Camden News - by CHARLOTTE CHAMBERS Published: 25 September 2008
Reverend Malcolm Hunter outside his old church St Michael’s in Camden Town
Father Malcolm is ready to scale new heights with role in prison
HE was never your ordinary priest. From the moment he roared into Camden Town on his Harley Davidson back in 2003 to the time he spent 10 days living on his church roof to raise money (pictured below), the Reverend Malcolm Hunter has redefined what it means to wear a dog collar in modern times.
After a colourful five years in Camden – first at St Mary’s Church in Somers Town, then at St Michael’s in Camden Town before his final stint at St Pancras Old Church in King’s Cross – Father Malcolm is ready to take on his most challenging post yet.
His final service at St Pancras Old Church is on Sunday at 11am and then it will be off to a new job as the Church of England chaplain at HMP Bronzefield, the all-women’s prison in Middlesex. “It’s something I felt I had to do – it’s not something I particularly want to do,” admitted the former construction manager, who dumped a six-figure salary to become a priest. “I’m quite scared and worried about it,” he added, his apprehension based on experience.
Well-acquainted with prison life, Father Malcolm spent months over the years visiting Pentonville and Holloway prison. He says he hates
locking people up, but
hearing the key turn behind him is something he will have to get used to when he takes his place behind prison doors. “I find the reason most people are in prison to be most unfair,” he said, describing locking people up as “grotesque”.
A man well-known for his work with drug addicts in Camden Town, he is also aware that crime and drugs usually go hand in hand in a tragic cycle that leads many to re-offend. “But you can’t give up on drug addicts. You have to go on a long journey with them,” he said.
Just under half the prison population can’t read or write, while in a women’s prison four fifths will self harm
and just under half
will try and commit suicide. Nearly everyone in prison has some form of mental health issue, he added, warning: “One has to question whether prison is the right place for them.”

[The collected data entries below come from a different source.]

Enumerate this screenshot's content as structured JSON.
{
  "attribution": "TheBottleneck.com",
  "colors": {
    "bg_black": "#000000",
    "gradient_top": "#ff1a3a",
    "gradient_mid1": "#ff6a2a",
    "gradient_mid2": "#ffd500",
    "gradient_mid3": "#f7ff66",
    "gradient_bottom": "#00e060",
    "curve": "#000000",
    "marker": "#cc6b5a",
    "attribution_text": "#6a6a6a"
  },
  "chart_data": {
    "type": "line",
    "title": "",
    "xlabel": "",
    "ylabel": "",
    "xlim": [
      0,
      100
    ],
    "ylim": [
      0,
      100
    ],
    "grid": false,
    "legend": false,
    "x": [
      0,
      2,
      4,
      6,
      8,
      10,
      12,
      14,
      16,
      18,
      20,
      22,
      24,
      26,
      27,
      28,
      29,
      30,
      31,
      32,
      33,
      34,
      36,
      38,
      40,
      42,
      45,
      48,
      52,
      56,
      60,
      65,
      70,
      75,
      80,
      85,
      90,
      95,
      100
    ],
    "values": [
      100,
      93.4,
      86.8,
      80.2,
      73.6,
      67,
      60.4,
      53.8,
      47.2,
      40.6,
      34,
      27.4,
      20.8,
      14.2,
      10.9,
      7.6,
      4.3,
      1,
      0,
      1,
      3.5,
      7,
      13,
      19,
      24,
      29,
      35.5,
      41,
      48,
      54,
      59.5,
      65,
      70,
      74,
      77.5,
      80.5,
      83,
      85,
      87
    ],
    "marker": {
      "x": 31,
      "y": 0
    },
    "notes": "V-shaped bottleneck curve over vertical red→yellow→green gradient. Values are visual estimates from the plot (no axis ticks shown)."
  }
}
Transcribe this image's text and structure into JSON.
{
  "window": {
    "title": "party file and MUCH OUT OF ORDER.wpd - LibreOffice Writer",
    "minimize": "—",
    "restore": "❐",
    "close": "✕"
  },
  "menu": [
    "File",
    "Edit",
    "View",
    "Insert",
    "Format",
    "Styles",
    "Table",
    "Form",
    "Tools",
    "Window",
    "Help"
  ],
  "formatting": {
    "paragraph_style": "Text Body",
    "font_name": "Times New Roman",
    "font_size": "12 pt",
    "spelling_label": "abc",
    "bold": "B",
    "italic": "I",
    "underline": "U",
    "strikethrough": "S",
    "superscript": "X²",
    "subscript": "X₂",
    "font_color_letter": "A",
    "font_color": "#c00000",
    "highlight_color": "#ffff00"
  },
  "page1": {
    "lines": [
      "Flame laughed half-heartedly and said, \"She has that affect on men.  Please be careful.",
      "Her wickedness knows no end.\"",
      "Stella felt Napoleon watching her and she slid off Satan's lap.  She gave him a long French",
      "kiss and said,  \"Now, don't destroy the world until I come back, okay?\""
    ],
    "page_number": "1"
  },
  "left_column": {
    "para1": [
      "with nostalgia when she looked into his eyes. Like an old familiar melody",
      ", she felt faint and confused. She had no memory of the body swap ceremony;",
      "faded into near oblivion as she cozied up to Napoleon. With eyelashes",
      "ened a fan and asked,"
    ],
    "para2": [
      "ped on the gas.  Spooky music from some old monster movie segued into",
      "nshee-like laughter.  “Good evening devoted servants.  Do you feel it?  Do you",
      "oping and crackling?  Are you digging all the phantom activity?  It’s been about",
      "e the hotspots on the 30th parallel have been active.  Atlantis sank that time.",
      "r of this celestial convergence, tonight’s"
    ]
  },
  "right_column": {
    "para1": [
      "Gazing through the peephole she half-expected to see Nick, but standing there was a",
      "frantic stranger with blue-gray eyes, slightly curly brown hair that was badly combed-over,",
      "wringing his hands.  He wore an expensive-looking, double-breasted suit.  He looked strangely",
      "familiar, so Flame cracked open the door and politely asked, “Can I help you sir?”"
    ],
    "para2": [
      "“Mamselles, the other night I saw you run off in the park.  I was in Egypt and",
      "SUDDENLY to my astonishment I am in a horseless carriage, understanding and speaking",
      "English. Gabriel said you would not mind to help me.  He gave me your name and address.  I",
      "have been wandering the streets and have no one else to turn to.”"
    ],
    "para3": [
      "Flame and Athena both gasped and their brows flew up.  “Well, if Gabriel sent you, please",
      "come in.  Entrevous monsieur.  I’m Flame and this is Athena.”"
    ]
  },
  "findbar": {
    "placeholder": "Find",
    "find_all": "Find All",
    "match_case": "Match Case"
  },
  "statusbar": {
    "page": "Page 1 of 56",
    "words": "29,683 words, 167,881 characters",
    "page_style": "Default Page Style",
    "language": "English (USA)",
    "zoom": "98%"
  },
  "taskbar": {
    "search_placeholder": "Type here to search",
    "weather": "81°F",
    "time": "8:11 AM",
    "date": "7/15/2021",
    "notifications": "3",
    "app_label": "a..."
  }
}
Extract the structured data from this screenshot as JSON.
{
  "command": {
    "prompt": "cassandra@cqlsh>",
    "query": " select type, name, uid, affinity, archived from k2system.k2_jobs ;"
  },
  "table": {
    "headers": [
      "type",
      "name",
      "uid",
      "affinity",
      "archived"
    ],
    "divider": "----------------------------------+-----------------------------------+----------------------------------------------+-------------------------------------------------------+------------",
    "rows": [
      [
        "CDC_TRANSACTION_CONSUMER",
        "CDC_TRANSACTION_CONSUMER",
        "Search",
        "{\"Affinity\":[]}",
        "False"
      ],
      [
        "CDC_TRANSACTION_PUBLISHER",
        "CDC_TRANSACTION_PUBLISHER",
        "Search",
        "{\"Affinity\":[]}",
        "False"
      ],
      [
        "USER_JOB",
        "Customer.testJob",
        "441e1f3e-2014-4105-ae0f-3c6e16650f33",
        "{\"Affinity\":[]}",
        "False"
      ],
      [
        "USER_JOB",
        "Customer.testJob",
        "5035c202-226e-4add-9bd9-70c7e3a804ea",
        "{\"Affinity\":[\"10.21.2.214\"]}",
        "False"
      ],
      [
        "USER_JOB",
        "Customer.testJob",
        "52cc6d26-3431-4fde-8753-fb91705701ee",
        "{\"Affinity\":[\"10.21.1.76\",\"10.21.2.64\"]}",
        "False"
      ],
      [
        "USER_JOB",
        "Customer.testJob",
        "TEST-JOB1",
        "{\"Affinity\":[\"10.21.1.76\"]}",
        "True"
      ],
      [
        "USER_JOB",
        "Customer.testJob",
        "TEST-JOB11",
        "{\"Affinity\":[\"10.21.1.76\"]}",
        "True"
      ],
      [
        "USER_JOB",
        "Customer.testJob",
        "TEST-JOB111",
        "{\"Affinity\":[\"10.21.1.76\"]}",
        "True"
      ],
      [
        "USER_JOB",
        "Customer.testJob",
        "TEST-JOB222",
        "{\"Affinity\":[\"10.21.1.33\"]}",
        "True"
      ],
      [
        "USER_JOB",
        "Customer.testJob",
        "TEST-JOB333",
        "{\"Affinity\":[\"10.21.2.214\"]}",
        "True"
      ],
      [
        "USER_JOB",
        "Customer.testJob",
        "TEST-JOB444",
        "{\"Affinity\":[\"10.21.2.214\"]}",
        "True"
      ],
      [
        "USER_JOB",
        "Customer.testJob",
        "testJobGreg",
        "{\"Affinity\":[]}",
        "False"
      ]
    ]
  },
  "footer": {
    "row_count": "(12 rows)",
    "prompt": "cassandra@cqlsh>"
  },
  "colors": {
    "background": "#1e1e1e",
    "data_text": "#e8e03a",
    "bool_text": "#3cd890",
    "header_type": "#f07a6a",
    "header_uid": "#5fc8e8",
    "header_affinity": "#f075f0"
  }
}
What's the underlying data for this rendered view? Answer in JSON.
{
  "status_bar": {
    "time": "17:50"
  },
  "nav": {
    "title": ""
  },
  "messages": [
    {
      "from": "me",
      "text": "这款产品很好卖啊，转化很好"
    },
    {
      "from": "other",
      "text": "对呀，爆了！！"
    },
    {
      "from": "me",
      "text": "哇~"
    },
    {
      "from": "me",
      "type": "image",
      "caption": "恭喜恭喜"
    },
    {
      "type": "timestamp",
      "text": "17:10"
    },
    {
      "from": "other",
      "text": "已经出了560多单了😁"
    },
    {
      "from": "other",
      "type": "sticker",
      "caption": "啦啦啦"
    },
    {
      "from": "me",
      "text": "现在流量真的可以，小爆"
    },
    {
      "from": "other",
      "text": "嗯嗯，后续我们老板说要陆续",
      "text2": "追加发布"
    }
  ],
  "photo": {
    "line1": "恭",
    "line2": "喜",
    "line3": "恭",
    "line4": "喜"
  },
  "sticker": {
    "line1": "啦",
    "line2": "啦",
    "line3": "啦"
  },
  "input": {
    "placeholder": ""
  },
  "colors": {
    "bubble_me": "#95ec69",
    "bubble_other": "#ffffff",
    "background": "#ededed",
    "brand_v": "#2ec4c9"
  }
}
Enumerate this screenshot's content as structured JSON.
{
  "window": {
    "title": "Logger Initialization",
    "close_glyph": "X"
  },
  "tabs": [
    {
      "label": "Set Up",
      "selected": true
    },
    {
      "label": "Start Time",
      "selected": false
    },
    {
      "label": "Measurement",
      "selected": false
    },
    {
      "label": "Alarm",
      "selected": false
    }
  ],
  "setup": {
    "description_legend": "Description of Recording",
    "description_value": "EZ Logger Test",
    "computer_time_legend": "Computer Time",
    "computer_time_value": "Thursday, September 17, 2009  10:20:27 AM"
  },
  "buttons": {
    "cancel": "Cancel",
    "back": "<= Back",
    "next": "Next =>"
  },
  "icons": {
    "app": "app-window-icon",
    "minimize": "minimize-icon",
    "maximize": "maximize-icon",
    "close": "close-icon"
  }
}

He does also admit that he was initially unsure about taking up a post in a women’s prison and asked if they normally employed a woman. But he was told “they would like a man” to improve the inmates’ relationships with men. “Many of the females are in an abusive relationship and they’re looking for a role model that will be different to the abusive model,” he said, “and a man that can begin to understand them.”